Of course, issues surrounding female nudity are very much present in contemporary society. “Today, the female nude is both a cheap commodity, and very much in demand,” says Rakel. “Nudity is also still a taboo—sometimes it’s sexual, and sometimes it isn’t. For example, when I teach figure drawing I have naked people in my classroom. We have a complex relationship to nudity, when it’s okay to show nudity, and what it means.”

“When is something sexual, or not? And who decides what is sexual?”

These ideas were played out in reality as ‘About Looking’ started to garner media attention. When a promo picture for ‘About Looking’ appeared on the RUV website, it became the most read story on the website that day. “I teach gender studies, and this opened up questions about why sex sells,” says Rakel. “When is something sexual, or not?

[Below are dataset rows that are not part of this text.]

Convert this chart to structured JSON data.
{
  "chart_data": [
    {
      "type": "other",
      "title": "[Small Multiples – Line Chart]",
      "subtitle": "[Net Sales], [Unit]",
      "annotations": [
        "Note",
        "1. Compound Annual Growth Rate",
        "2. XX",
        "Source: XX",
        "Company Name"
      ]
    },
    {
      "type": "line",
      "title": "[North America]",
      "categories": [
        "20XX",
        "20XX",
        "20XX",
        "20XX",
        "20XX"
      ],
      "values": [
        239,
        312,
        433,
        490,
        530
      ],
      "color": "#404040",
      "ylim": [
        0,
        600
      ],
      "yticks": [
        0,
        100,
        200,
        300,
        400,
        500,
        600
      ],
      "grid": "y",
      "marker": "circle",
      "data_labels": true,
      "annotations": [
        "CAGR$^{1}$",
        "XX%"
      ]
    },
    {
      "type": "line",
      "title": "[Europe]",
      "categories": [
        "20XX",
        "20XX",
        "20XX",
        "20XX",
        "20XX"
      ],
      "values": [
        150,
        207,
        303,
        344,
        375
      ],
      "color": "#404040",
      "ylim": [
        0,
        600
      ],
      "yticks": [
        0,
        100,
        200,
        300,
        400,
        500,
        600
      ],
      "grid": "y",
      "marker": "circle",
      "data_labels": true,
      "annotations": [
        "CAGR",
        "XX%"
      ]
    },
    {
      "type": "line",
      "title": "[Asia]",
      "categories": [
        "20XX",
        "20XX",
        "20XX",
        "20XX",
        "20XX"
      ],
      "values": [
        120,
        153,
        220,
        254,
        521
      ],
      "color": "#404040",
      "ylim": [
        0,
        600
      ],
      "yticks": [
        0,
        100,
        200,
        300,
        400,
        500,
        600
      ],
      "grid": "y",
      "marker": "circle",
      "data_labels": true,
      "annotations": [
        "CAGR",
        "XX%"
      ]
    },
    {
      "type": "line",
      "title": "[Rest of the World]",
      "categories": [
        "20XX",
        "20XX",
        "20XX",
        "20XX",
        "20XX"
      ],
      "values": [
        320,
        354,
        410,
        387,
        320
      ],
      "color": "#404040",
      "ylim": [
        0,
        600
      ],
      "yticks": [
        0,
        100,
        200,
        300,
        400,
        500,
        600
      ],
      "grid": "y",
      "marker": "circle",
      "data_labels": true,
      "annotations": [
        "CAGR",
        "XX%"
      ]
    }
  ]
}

And who decides what is sexual?”

Purpose, Ego & Obsession 

‘About Looking’ is the continuation of an already fruitful collaboration. The three artists first met during their studies, graduating together from the Icelandic Academy of the Arts in 2008. Their first collaborative performance took place in 2015 in St. John’s, Canada. The piece, entitled “Rec.”, is represented in ‘About Looking’ by three square, red light boxes bearing the words Purpose, Ego & Obsession.

“I think for most artists it’s a painful experience to perform.”

“Purpose, Ego and Obsession were characters we created,” says Rakel. “Katrín was Purpose, I was Obsession, and Eva was Ego. The characters were based on art and artists. It was like stand-up—taking the piss out of art, artists, and ourselves. But when we placed the lights in this context, with the pictures, they became different. Red lights are associated with eroticism, and that affects how the pieces interact.”

Art pop

Eva, Katrín and Rakel’s performance collaboration looks set to continue. On one wall of the gallery are three distinctive red prints, made straight onto the wall: the artists’ asses. “This is the beginning of a new project,” says Katrín. “It’s going to be a music band. If I could choose to be anything I wanted, I’d want to be a dancer. And Rakel is a wannabe singer. So we decided to allow ourselves to be those things, and see what happens.”

If the results are anywhere near as complex, engaging and thought-provoking as ‘About Looking,’ it’ll be a spectacle worth looking out for.

‘About Looking’ runs at GAMMA Gallery until May 11th, open on weekdays from 11am-6pm.